Letter: Oak Bay’s finances warrant attention

More engagement around municipal spending seems necessary

Recent letters to the editor concerning Oak Bay’s finances seem to warrant our attention.

Each year the municipality includes a budget summary with our property tax notice. The magnitude of the budget increase is clear and the incremental tax burden for an average residence is highlighted. Viewed in isolation the impact generally looks modest; across time the impact is less benign.

Between 2008 and 2014 the municipal share of property taxes increased from $16.5 to $21.3 million; this represents a compound annual growth rate of 4.4 per cent.

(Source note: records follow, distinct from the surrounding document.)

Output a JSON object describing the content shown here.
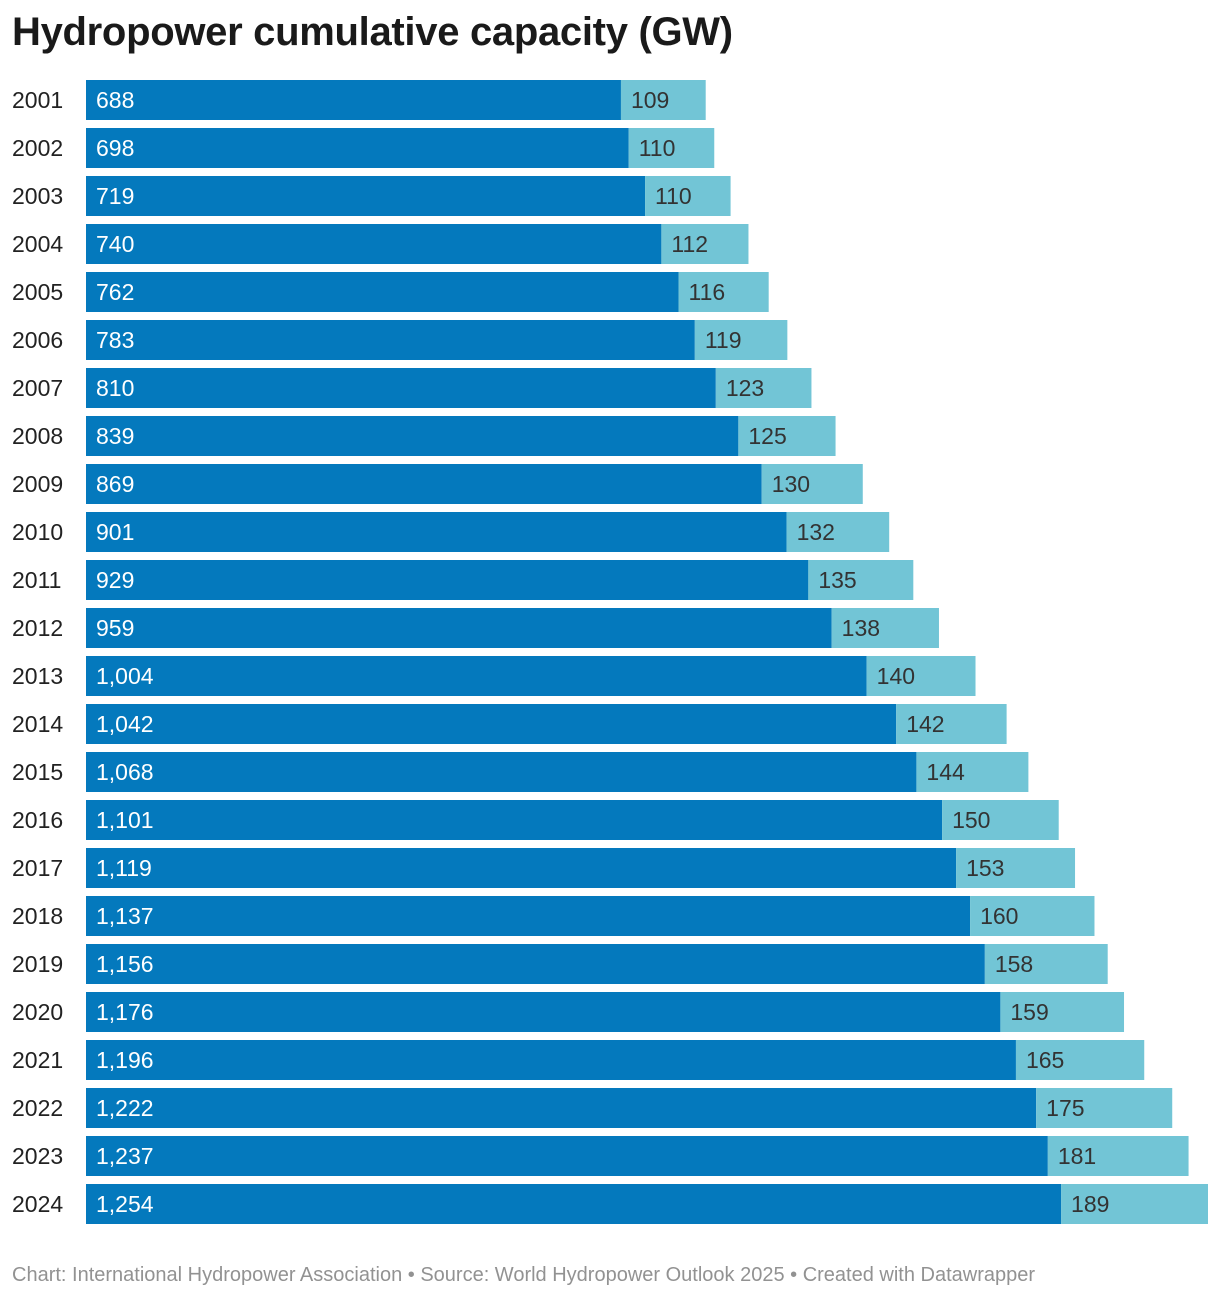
{
  "title": "Hydropower cumulative capacity (GW)",
  "footer": "Chart: International Hydropower Association • Source: World Hydropower Outlook 2025 • Created with Datawrapper",
  "colors": {
    "series1": "#0479bd",
    "series2": "#72c5d6",
    "label_light": "#ffffff",
    "label_dark": "#333333",
    "category_text": "#222222"
  },
  "chart_data": {
    "type": "bar",
    "orientation": "horizontal",
    "stacked": true,
    "categories": [
      "2001",
      "2002",
      "2003",
      "2004",
      "2005",
      "2006",
      "2007",
      "2008",
      "2009",
      "2010",
      "2011",
      "2012",
      "2013",
      "2014",
      "2015",
      "2016",
      "2017",
      "2018",
      "2019",
      "2020",
      "2021",
      "2022",
      "2023",
      "2024"
    ],
    "series": [
      {
        "values": [
          688,
          698,
          719,
          740,
          762,
          783,
          810,
          839,
          869,
          901,
          929,
          959,
          1004,
          1042,
          1068,
          1101,
          1119,
          1137,
          1156,
          1176,
          1196,
          1222,
          1237,
          1254
        ],
        "labels": [
          "688",
          "698",
          "719",
          "740",
          "762",
          "783",
          "810",
          "839",
          "869",
          "901",
          "929",
          "959",
          "1,004",
          "1,042",
          "1,068",
          "1,101",
          "1,119",
          "1,137",
          "1,156",
          "1,176",
          "1,196",
          "1,222",
          "1,237",
          "1,254"
        ]
      },
      {
        "values": [
          109,
          110,
          110,
          112,
          116,
          119,
          123,
          125,
          130,
          132,
          135,
          138,
          140,
          142,
          144,
          150,
          153,
          160,
          158,
          159,
          165,
          175,
          181,
          189
        ],
        "labels": [
          "109",
          "110",
          "110",
          "112",
          "116",
          "119",
          "123",
          "125",
          "130",
          "132",
          "135",
          "138",
          "140",
          "142",
          "144",
          "150",
          "153",
          "160",
          "158",
          "159",
          "165",
          "175",
          "181",
          "189"
        ]
      }
    ],
    "xlim": [
      0,
      1443
    ],
    "grid": false,
    "legend": "none"
  }
}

This growth rate is more than double the annual growth rate for taxes collected by the municipality on behalf of others (e.g., schools, CRD); it is two to four times greater than the annual percentage change in Victoria’s consumer price index as calculated by Statistics Canada; and, it is about 1.7 times greater than the annual compound growth in Oak Bay households’ median after-tax income as reflected in available census data.

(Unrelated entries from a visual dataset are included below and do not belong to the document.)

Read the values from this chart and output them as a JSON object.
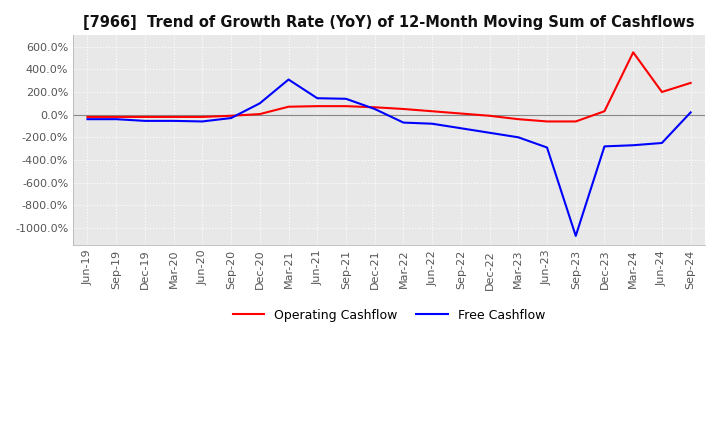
{
  "title": "[7966]  Trend of Growth Rate (YoY) of 12-Month Moving Sum of Cashflows",
  "ylim": [
    -1150,
    700
  ],
  "yticks": [
    600,
    400,
    200,
    0,
    -200,
    -400,
    -600,
    -800,
    -1000
  ],
  "background_color": "#ffffff",
  "plot_bg_color": "#e8e8e8",
  "grid_color": "#ffffff",
  "legend": [
    "Operating Cashflow",
    "Free Cashflow"
  ],
  "legend_colors": [
    "#ff0000",
    "#0000ff"
  ],
  "x_labels": [
    "Jun-19",
    "Sep-19",
    "Dec-19",
    "Mar-20",
    "Jun-20",
    "Sep-20",
    "Dec-20",
    "Mar-21",
    "Jun-21",
    "Sep-21",
    "Dec-21",
    "Mar-22",
    "Jun-22",
    "Sep-22",
    "Dec-22",
    "Mar-23",
    "Jun-23",
    "Sep-23",
    "Dec-23",
    "Mar-24",
    "Jun-24",
    "Sep-24"
  ],
  "operating_cashflow": [
    -20,
    -20,
    -20,
    -20,
    -20,
    -10,
    5,
    70,
    75,
    75,
    65,
    50,
    30,
    10,
    -10,
    -40,
    -60,
    -60,
    30,
    550,
    200,
    280
  ],
  "free_cashflow": [
    -40,
    -40,
    -55,
    -55,
    -60,
    -30,
    100,
    310,
    145,
    140,
    50,
    -70,
    -80,
    -120,
    -160,
    -200,
    -290,
    -1070,
    -280,
    -270,
    -250,
    20
  ]
}
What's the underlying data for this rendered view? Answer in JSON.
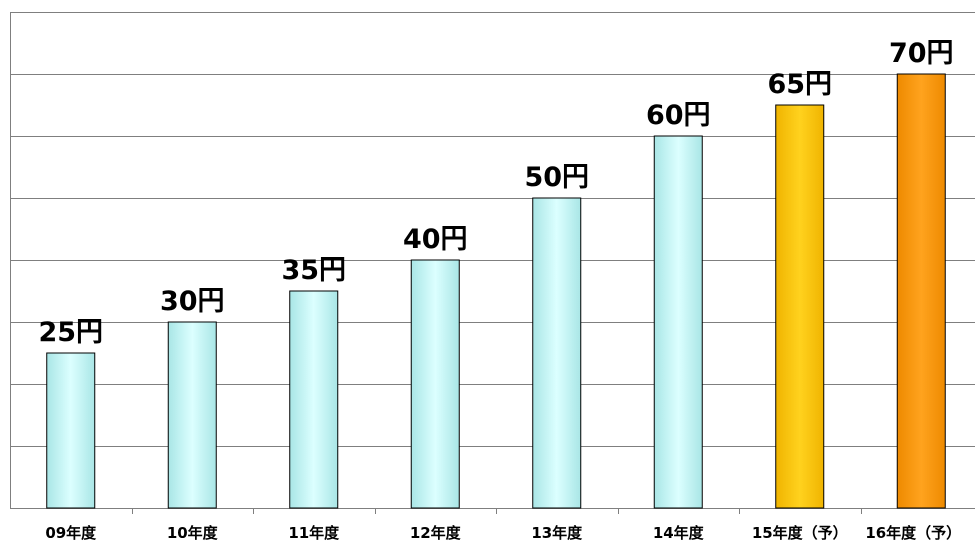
{
  "chart_data": {
    "type": "bar",
    "categories": [
      "09年度",
      "10年度",
      "11年度",
      "12年度",
      "13年度",
      "14年度",
      "15年度（予）",
      "16年度（予）"
    ],
    "values": [
      25,
      30,
      35,
      40,
      50,
      60,
      65,
      70
    ],
    "data_labels": [
      "25円",
      "30円",
      "35円",
      "40円",
      "50円",
      "60円",
      "65円",
      "70円"
    ],
    "bar_colors": [
      "#c8fafa",
      "#c8fafa",
      "#c8fafa",
      "#c8fafa",
      "#c8fafa",
      "#c8fafa",
      "#ffc800",
      "#ff9600"
    ],
    "ylim": [
      0,
      80
    ],
    "grid": true,
    "title": "",
    "xlabel": "",
    "ylabel": ""
  }
}
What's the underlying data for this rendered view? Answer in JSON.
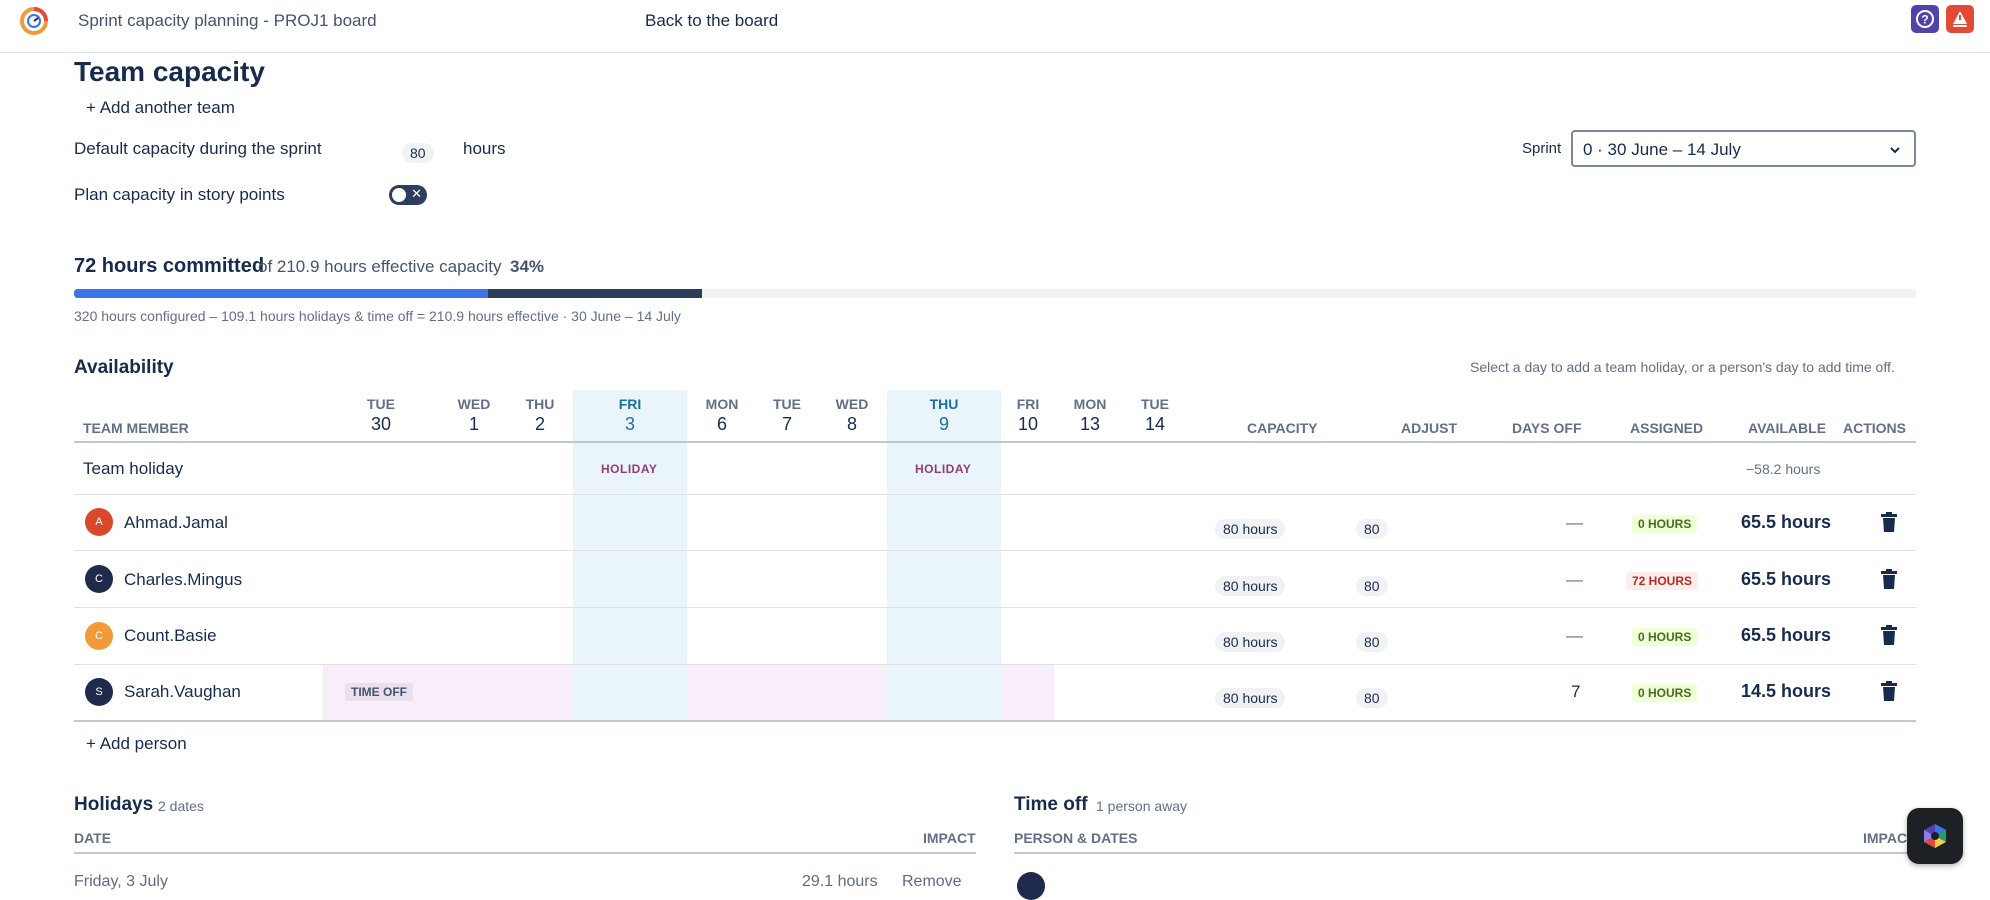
{
  "header": {
    "app_title": "Sprint capacity planning - PROJ1 board",
    "back_link": "Back to the board"
  },
  "page": {
    "title": "Team capacity",
    "add_team": "+ Add another team"
  },
  "settings": {
    "default_capacity_label": "Default capacity during the sprint",
    "default_capacity_value": "80",
    "hours_unit": "hours",
    "story_points_label": "Plan capacity in story points",
    "story_points_enabled": false,
    "sprint_label": "Sprint",
    "sprint_value": "0 · 30 June – 14 July"
  },
  "summary": {
    "committed": "72 hours committed",
    "of_effective": "of 210.9 hours effective capacity",
    "percent": "34%",
    "caption": "320 hours configured – 109.1 hours holidays & time off = 210.9 hours effective · 30 June – 14 July",
    "bar_blue_fraction": 0.225,
    "bar_dark_fraction": 0.341,
    "colors": {
      "blue": "#3b73e8",
      "dark": "#2c3e5d"
    }
  },
  "availability": {
    "title": "Availability",
    "hint": "Select a day to add a team holiday, or a person's day to add time off.",
    "member_header": "TEAM MEMBER",
    "days": [
      {
        "name": "TUE",
        "date": "30"
      },
      {
        "name": "WED",
        "date": "1"
      },
      {
        "name": "THU",
        "date": "2"
      },
      {
        "name": "FRI",
        "date": "3"
      },
      {
        "name": "MON",
        "date": "6"
      },
      {
        "name": "TUE",
        "date": "7"
      },
      {
        "name": "WED",
        "date": "8"
      },
      {
        "name": "THU",
        "date": "9"
      },
      {
        "name": "FRI",
        "date": "10"
      },
      {
        "name": "MON",
        "date": "13"
      },
      {
        "name": "TUE",
        "date": "14"
      }
    ],
    "columns": {
      "capacity": "CAPACITY",
      "adjust": "ADJUST",
      "days_off": "DAYS OFF",
      "assigned": "ASSIGNED",
      "available": "AVAILABLE",
      "actions": "ACTIONS"
    },
    "team_holiday": {
      "label": "Team holiday",
      "tag": "HOLIDAY",
      "available": "−58.2 hours"
    },
    "members": [
      {
        "initial": "A",
        "name": "Ahmad.Jamal",
        "color": "#d9482b",
        "capacity": "80 hours",
        "adjust": "80",
        "days_off": "—",
        "assigned": "0 HOURS",
        "assigned_state": "ok",
        "available": "65.5 hours"
      },
      {
        "initial": "C",
        "name": "Charles.Mingus",
        "color": "#1f2a4d",
        "capacity": "80 hours",
        "adjust": "80",
        "days_off": "—",
        "assigned": "72 HOURS",
        "assigned_state": "warn",
        "available": "65.5 hours"
      },
      {
        "initial": "C",
        "name": "Count.Basie",
        "color": "#f19a38",
        "capacity": "80 hours",
        "adjust": "80",
        "days_off": "—",
        "assigned": "0 HOURS",
        "assigned_state": "ok",
        "available": "65.5 hours"
      },
      {
        "initial": "S",
        "name": "Sarah.Vaughan",
        "color": "#1f2a4d",
        "capacity": "80 hours",
        "adjust": "80",
        "days_off": "7",
        "assigned": "0 HOURS",
        "assigned_state": "ok",
        "available": "14.5 hours",
        "time_off_tag": "TIME OFF"
      }
    ],
    "add_person": "+ Add person"
  },
  "holidays": {
    "title": "Holidays",
    "count": "2 dates",
    "col_date": "DATE",
    "col_impact": "IMPACT",
    "first_row_date": "Friday, 3 July",
    "first_row_hours": "29.1 hours",
    "first_row_action": "Remove"
  },
  "time_off": {
    "title": "Time off",
    "count": "1 person away",
    "col_person": "PERSON & DATES",
    "col_impact": "IMPACT"
  },
  "icons": {
    "logo": "app-logo",
    "help": "help-icon",
    "alert": "alert-icon",
    "trash": "trash-icon",
    "chevron": "chevron-down-icon",
    "fab": "assistant-icon"
  }
}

At the 4.4 per cent growth rate, which does not reflect accelerated budget growth in 2015 and possibly 2016, taxes collected by the municipality will double in about 16 years.

Although the impact will not be uniform across households it is fair to suggest that a 50-year old could experience a doubling of property taxes by retirement and a further doubling by the time he or she is 80. I expect my 2016 property tax notice will firmly establish this trajectory for my property. And this is before we add the cost of sewage treatment.

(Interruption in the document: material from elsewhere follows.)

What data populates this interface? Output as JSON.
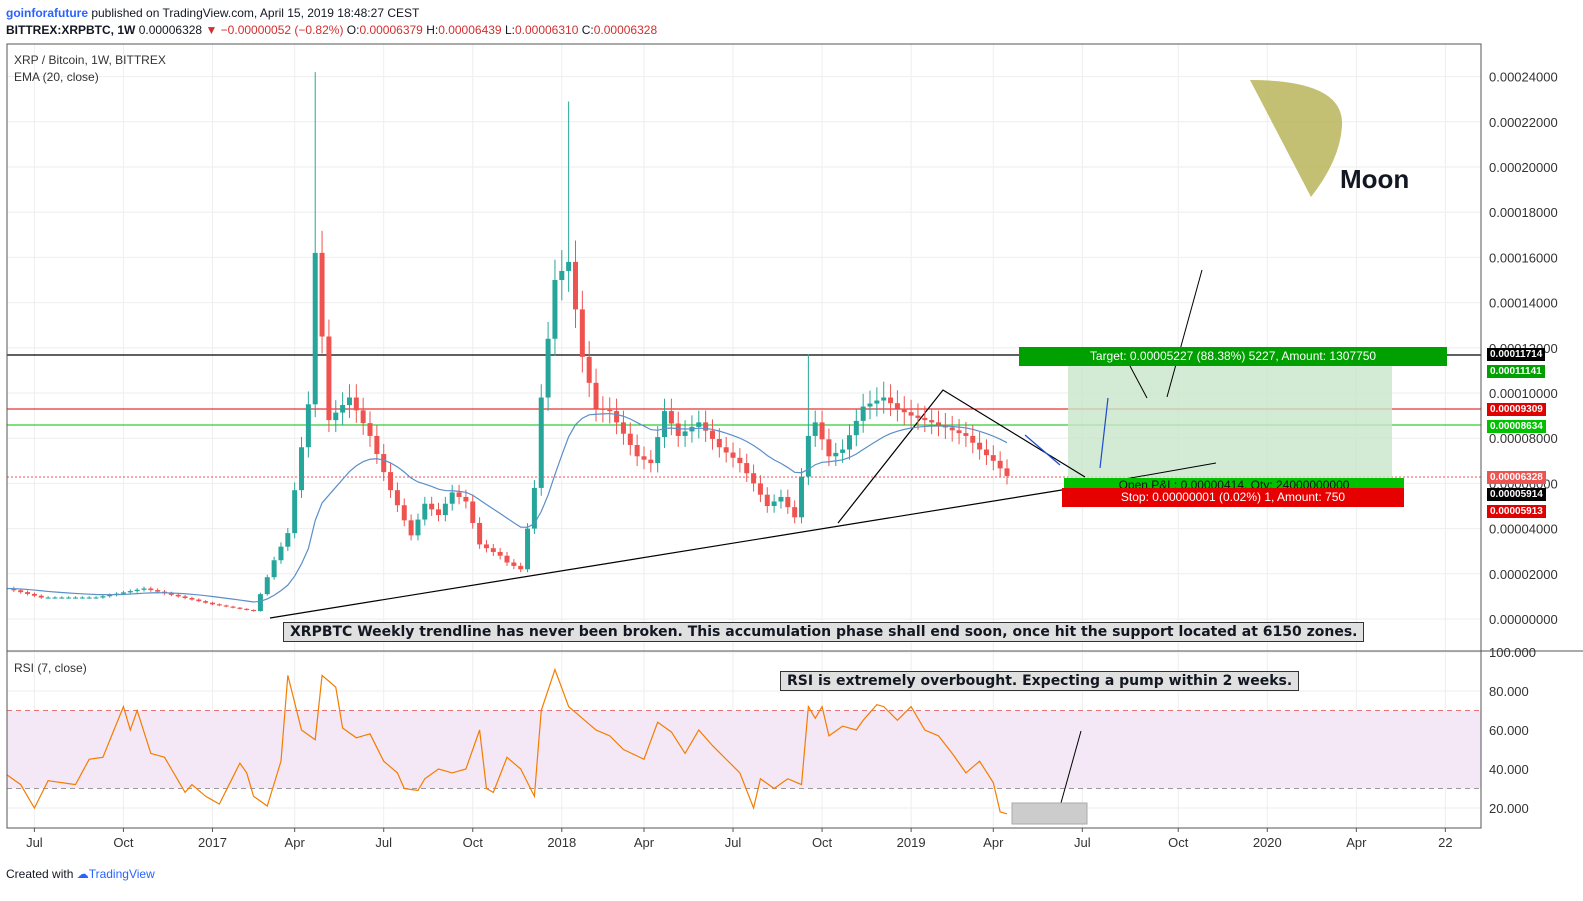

We live in an incredibly small community (10 km²). Crime rates are amongst the lowest in Canada, there is no developable land to speak of and our population is, based on estimates by BC Stats, at a 15-year low.

No evident community characteristic suggests growth except the municipal budget. Perhaps concern about the budget trend is ill-founded or maybe the trend is unavoidable. Conversely, maybe the budget growth rate needs to be halved to better align with inflation trends, income growth etc. In any event, more engagement around municipal spending seems necessary.